No. SmartCrusher is specifically designed for JSON-style arrays and objects returned by tool calls, as implemented in the Rust core. For arbitrary plain text, markdown, or log files, you should use Kompress-base or the standard Context Manager transforms.

### Why is Kompress-base slower than SmartCrusher?

Kompress-base performs neural inference using a ModernBERT model through ONNX runtime, which requires loading model weights and running token-level classification for each block. SmartCrusher executes purely in compiled Rust code using statistical heuristics, requiring no model loading or GPU acceleration, resulting in approximately **1 ms** versus **50–200 ms** per operation.

### What happens if the Kompress-base model fails to download?

The compressor falls back to passthrough mode, returning the original text unchanged without raising an exception.
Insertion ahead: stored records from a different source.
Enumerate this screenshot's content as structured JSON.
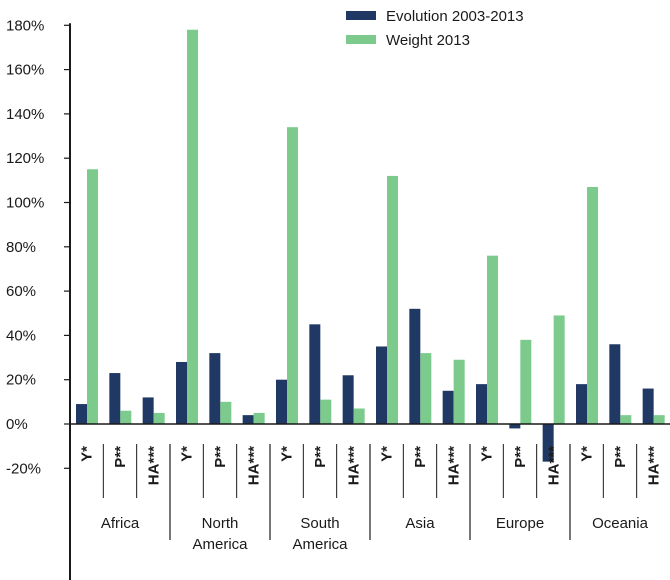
{
  "chart_data": {
    "type": "bar",
    "title": "",
    "xlabel": "",
    "ylabel": "",
    "ylim": [
      -20,
      180
    ],
    "yticks": [
      -20,
      0,
      20,
      40,
      60,
      80,
      100,
      120,
      140,
      160,
      180
    ],
    "ytick_labels": [
      "-20%",
      "0%",
      "20%",
      "40%",
      "60%",
      "80%",
      "100%",
      "120%",
      "140%",
      "160%",
      "180%"
    ],
    "legend_position": "top-right",
    "groups": [
      {
        "label_lines": [
          "Africa"
        ]
      },
      {
        "label_lines": [
          "North",
          "America"
        ]
      },
      {
        "label_lines": [
          "South",
          "America"
        ]
      },
      {
        "label_lines": [
          "Asia"
        ]
      },
      {
        "label_lines": [
          "Europe"
        ]
      },
      {
        "label_lines": [
          "Oceania"
        ]
      }
    ],
    "subcategories": [
      "Y*",
      "P**",
      "HA***"
    ],
    "categories": [
      "Africa Y*",
      "Africa P**",
      "Africa HA***",
      "North America Y*",
      "North America P**",
      "North America HA***",
      "South America Y*",
      "South America P**",
      "South America HA***",
      "Asia Y*",
      "Asia P**",
      "Asia HA***",
      "Europe Y*",
      "Europe P**",
      "Europe HA***",
      "Oceania Y*",
      "Oceania P**",
      "Oceania HA***"
    ],
    "series": [
      {
        "name": "Evolution 2003-2013",
        "color": "#1f3864",
        "values": [
          9,
          23,
          12,
          28,
          32,
          4,
          20,
          45,
          22,
          35,
          52,
          15,
          18,
          -2,
          -17,
          18,
          36,
          16
        ]
      },
      {
        "name": "Weight 2013",
        "color": "#7ccb8c",
        "values": [
          115,
          6,
          5,
          178,
          10,
          5,
          134,
          11,
          7,
          112,
          32,
          29,
          76,
          38,
          49,
          107,
          4,
          4
        ]
      }
    ]
  }
}
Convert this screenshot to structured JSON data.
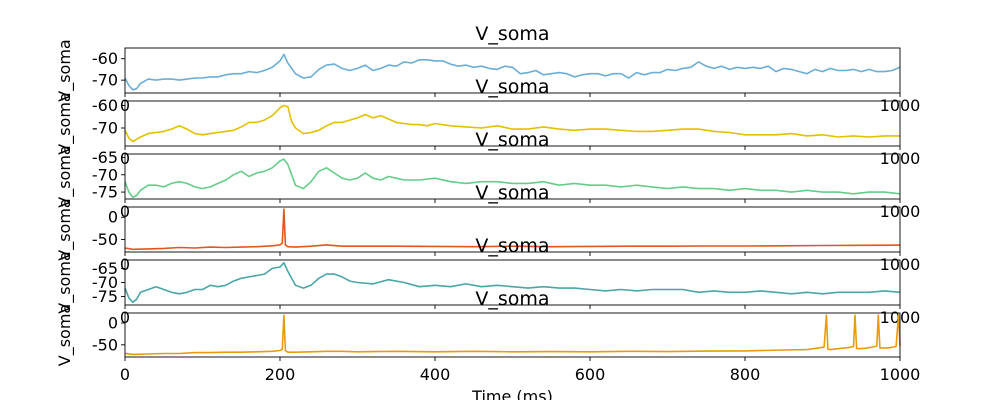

This ensures pipeline stability even when ML dependencies are unavailable, though you should monitor TOIN telemetry signatures to detect when compression is skipped.

### Do I need both compressors in my Headroom pipeline?

No. SmartCrusher is included by default and handles structured JSON reduction at Stage 3. Kompress-base is optional and only necessary if you require additional compression on unstructured text content after the Context Manager stage. Most pipelines benefit from SmartCrusher alone; add Kompress-base only when processing long-form text outputs that exceed token limits.